Hi all, I just started learning model quantification.
The model I use is divided into front-end(based on CNN) and back-end(based on GRU), so I used static quantization and dynamic quantization. The ACC will decrease a little if using dynamic quantization which seems like a correct result. But coupled with static quantization, the accuracy of the model will decline significantly. I don’t know whether there is a problem with my usage.
Here is the way I used:
model = CNN_GRU()
model.eval()
list_mix = [['...', '...']]
# dynamic
model = torch.quantization.quantize_dynamic(
model, {nn.GRU, nn.Linear}, dtype=torch.qint8)
# static
model.qconfig = torch.quantization.get_default_qconfig('fbgemm')
torch.backends.quantized.engine = 'fbgemm'
model_fp32_fused = torch.quantization.fuse_modules(model, list_mix)
model_fp32_prepared = torch.quantization.prepare(model_fp32_fused)

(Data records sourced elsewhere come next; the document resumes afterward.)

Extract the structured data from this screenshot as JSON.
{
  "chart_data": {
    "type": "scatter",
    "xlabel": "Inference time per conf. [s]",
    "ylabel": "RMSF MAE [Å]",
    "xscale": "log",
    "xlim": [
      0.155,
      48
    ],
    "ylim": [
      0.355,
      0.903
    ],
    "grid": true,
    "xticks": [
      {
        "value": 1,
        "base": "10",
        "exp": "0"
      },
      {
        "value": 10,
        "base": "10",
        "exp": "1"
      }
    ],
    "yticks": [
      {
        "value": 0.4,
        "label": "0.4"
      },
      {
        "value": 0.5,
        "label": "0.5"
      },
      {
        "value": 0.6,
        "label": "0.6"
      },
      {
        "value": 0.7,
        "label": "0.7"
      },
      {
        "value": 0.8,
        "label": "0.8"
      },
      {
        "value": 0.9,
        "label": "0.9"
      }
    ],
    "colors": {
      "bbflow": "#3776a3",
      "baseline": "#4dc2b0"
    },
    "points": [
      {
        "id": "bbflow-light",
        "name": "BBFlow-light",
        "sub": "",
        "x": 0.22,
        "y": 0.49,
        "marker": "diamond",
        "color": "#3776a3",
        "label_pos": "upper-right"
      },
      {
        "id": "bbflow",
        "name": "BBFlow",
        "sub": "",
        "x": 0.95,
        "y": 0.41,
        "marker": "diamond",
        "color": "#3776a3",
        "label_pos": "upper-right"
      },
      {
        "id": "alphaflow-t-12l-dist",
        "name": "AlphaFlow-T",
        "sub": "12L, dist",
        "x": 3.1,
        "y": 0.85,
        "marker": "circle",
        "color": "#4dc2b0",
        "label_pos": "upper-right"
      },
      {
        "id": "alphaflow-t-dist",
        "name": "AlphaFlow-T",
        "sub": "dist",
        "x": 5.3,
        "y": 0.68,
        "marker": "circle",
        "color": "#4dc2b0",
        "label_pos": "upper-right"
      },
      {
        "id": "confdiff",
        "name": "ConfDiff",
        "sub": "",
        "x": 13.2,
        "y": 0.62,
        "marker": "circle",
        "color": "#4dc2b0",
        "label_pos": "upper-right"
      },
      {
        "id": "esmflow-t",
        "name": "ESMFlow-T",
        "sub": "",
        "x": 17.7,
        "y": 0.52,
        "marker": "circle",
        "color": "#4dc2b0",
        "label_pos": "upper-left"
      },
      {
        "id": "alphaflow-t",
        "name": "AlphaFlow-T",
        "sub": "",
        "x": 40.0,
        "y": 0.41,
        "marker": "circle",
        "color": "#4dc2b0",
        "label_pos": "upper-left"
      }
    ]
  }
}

for _, input in enumerate(loader):
video = input.get('video')
border = input.get('duration').float()
model_fp32_prepared(video, border)
model_int8 = torch.quantization.convert(model_fp32_prepared)
# inference
pred = model_int8 (video, border)
Besides, for some ops doesn’t support yet like maxpool3d, i used dequant() in the forward().
class Model():
def __init__(self):
...
self.pool = nn.MaxPool3d()
...
self.bn = nn.BatchNorm1d()
...
self.quant = QuantStub()
self.dequant = DeQuantStub()
def forward(self, x):
x = self.quant(x)
...
x = self.dequant(x)
x = self.pool(x)
x = self.quant(x)
...
x = self.dequant(x)
x = self.bn(x)
x = self.quant(x)
...
x = self.dequant(x)
return x
After doing this, the code could run, and the size of the model decreased by about 3/4, but the ACC is nearly decreased to 2%.